Палата желтела с заходом солнца. Петр, лежа, смотрел в сторону окна. Кругом пустота, на улице, в палате, мыслях. Его пугали слова доктора, что он больше не проснется. Жизнь теряла краски вместе со смыслом. Хотя жить ужасно хотелось. Петр рассматривал длинные кипарисы, что заглядывали в окно, за ними церквушка, далее – город со своими страстями. Еще ему хотелось спать. Это мучительная сонливость стягивала глаза. Приходилось прикладывать все силы, чтобы не уснуть. Если доктор прав и закрыть глаза, то они не откроются! Ужасно хотелась спать.

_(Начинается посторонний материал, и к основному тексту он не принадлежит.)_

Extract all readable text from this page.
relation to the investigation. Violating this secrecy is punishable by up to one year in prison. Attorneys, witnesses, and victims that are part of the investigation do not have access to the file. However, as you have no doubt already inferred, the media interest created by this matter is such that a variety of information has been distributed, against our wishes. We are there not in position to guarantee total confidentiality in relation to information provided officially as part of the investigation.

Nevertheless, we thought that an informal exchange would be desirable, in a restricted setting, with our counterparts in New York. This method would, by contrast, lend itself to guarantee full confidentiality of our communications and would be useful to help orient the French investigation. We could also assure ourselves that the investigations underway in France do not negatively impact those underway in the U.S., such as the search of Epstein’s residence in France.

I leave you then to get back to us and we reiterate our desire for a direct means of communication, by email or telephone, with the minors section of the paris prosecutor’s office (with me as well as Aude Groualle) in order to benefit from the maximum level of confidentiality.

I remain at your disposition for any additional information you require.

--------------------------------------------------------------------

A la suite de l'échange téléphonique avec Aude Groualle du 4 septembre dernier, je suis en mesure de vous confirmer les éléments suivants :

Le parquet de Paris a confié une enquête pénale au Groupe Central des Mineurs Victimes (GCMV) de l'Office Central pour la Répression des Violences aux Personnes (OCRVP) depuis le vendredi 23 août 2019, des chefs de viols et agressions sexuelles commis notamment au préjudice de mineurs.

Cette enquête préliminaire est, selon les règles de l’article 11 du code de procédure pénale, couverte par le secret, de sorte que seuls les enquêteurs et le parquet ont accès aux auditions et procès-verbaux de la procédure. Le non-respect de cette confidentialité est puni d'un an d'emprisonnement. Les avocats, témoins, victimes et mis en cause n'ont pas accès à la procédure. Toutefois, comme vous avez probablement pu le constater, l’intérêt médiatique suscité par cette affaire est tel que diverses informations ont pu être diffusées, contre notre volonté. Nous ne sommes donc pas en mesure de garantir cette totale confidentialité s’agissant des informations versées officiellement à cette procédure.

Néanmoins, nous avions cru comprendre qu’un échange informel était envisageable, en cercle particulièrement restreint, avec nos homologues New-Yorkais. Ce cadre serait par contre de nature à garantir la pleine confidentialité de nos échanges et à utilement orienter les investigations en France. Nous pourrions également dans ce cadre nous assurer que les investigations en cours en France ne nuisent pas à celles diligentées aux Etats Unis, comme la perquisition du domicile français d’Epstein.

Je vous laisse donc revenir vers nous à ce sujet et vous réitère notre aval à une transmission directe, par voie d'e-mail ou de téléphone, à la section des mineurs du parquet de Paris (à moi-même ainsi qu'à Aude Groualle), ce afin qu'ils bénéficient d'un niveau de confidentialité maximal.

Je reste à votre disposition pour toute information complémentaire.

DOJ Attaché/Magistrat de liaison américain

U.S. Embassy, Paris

– Принесите кофе, – кричал он в длинный пустынный коридор.

Никто не откликнулся. Даже эхо забыло про пациента из сто шестой палаты. Петр сел. Теперь этот ужасно бледный человек, пытался найти свой носок. Один весел на тумбочке. Второй дезертировал. Он старался найти его, но ужасный озноб, слабость, тяжесть в ногах приковали его к постели.

В шесть вечера его бросило в жар. В девять поднялась температура. Ночью снился бред. Приходил черный человек, рвал картины, смеялся противным смехом, смотрел прямо в глаза.

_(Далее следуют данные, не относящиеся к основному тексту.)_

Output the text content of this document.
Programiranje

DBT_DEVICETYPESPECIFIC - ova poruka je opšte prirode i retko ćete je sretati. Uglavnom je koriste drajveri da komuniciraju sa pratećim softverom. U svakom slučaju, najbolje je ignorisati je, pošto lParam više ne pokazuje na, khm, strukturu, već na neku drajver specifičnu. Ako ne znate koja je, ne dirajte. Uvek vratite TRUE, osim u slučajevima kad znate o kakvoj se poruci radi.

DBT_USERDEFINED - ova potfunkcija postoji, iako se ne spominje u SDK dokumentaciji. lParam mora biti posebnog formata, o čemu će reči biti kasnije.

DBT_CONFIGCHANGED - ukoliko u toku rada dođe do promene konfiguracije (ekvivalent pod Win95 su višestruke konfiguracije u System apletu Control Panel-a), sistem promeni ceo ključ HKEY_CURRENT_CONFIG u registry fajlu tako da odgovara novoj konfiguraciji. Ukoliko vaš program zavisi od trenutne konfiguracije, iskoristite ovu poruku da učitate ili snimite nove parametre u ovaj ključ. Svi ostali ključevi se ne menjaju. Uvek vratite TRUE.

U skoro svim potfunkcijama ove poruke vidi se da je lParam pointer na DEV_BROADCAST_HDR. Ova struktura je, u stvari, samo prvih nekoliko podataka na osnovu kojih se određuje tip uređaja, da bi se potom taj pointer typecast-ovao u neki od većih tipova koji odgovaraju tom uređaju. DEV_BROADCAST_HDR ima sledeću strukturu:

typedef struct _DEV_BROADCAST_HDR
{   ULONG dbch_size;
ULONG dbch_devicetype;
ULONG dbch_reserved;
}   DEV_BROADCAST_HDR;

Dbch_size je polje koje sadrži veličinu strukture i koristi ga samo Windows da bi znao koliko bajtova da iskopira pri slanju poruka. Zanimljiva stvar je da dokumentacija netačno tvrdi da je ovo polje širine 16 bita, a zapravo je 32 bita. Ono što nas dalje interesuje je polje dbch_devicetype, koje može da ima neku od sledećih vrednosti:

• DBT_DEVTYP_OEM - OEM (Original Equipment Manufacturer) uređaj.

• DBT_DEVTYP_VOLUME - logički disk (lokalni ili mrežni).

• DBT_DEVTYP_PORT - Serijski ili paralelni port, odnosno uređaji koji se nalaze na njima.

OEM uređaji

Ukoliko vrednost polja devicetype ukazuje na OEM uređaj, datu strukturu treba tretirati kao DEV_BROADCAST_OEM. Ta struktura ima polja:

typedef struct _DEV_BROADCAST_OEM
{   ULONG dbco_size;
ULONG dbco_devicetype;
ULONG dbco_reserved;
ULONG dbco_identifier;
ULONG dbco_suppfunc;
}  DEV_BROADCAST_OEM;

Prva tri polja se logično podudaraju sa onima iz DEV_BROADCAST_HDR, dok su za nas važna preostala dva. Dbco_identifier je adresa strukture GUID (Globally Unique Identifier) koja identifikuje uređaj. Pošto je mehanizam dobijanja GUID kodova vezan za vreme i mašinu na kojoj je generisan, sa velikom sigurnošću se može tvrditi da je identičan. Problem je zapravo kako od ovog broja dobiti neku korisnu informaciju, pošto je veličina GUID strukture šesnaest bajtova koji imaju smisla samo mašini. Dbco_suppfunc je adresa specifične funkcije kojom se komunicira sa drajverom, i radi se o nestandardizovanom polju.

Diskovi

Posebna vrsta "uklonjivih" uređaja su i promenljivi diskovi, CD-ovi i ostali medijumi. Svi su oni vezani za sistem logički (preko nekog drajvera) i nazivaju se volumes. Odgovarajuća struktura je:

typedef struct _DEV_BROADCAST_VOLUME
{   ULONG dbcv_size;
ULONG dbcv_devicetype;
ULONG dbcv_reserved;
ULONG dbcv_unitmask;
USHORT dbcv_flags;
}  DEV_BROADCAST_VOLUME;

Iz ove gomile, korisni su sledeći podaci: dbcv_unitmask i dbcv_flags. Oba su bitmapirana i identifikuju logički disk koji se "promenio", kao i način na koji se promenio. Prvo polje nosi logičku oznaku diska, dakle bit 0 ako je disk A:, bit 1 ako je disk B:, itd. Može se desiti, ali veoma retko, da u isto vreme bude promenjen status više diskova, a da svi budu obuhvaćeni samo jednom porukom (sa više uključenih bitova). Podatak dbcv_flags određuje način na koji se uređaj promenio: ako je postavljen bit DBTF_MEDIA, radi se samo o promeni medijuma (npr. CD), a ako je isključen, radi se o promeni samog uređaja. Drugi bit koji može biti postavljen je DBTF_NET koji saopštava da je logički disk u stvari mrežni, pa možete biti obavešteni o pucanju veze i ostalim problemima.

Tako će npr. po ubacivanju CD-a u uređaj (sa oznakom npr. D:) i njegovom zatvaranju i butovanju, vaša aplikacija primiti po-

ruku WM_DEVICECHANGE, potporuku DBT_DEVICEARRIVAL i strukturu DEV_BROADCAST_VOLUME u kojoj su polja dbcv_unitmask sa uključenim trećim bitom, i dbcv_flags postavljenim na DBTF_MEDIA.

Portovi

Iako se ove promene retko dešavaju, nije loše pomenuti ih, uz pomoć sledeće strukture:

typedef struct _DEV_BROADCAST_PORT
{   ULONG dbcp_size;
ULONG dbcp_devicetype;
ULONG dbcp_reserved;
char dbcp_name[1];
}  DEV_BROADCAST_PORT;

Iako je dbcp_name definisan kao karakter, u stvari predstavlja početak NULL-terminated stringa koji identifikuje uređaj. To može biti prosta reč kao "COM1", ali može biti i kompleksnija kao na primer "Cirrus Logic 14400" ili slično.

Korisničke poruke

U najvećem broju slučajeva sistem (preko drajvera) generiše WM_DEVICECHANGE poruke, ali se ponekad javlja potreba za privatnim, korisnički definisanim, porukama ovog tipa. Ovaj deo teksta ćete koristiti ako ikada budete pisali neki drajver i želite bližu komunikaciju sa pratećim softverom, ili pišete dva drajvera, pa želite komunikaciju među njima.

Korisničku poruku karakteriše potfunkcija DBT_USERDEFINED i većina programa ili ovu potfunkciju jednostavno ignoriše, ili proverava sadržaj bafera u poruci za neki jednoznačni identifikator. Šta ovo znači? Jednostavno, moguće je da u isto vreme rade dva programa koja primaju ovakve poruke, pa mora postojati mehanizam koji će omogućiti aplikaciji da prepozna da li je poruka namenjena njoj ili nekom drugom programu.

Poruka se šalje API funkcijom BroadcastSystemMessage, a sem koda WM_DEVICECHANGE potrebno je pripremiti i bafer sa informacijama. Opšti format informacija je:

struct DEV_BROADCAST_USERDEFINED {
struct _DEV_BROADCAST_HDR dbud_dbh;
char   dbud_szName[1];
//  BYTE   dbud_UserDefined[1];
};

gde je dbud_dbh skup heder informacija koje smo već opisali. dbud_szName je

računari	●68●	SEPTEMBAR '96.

– Ты рисуешь безобразие. Как ты посмел подумать, что ты художник? Это, по-твоему, картины! Это убожество, Петя!

Картины трещали в его руках. Он резал их ножом, куски падали на пол. На черном человеке был одет ненавистный Петру синий пиджак. Он стоял в одном носке.

– Зачем ты его одел? – Спрашивал Петя, – Почему из всех вещей ты выбрал этот пиджак?

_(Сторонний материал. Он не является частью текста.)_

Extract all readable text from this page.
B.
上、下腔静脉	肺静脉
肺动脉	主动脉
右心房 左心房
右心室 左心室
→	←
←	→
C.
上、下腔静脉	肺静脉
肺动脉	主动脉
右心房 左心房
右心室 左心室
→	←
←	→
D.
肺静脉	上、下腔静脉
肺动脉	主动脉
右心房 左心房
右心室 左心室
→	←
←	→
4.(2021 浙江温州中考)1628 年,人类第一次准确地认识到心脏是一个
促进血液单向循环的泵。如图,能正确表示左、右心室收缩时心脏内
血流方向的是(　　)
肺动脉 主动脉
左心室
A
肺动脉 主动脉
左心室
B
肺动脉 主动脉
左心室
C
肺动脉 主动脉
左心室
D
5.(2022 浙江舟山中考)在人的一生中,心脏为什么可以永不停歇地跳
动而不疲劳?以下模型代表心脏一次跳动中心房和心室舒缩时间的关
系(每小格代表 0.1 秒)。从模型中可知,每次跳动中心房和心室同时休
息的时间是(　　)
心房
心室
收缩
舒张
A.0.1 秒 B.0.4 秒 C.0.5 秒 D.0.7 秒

Петр проснулся ночью. На улице шел сильный дождь, что выбивал по карнизу марш. Голова раскалывалась на мелкие кусочки. Петр охватывал голову руками, пытаясь ее удержать от разрыва. Упал на подушку, смотрел в потолок. Уснул.

Он проснулся утром от скрипа досок и громкого разговора.

– Сейчас приду. Машка приду, говорю. Эх, привет, сонный.

Дверь заскрипела, в комнату ввалилась пухлая Нюра, с висящими боками и розовыми щеками. Она поставила поднос, на котором красовалась каша с огромным куском масла, что тонул в блаженстве. Рядом компот, плотно набитый сухофруктами, что корчили морды от неудобства и булочка свежего хлеба с твердым сыром.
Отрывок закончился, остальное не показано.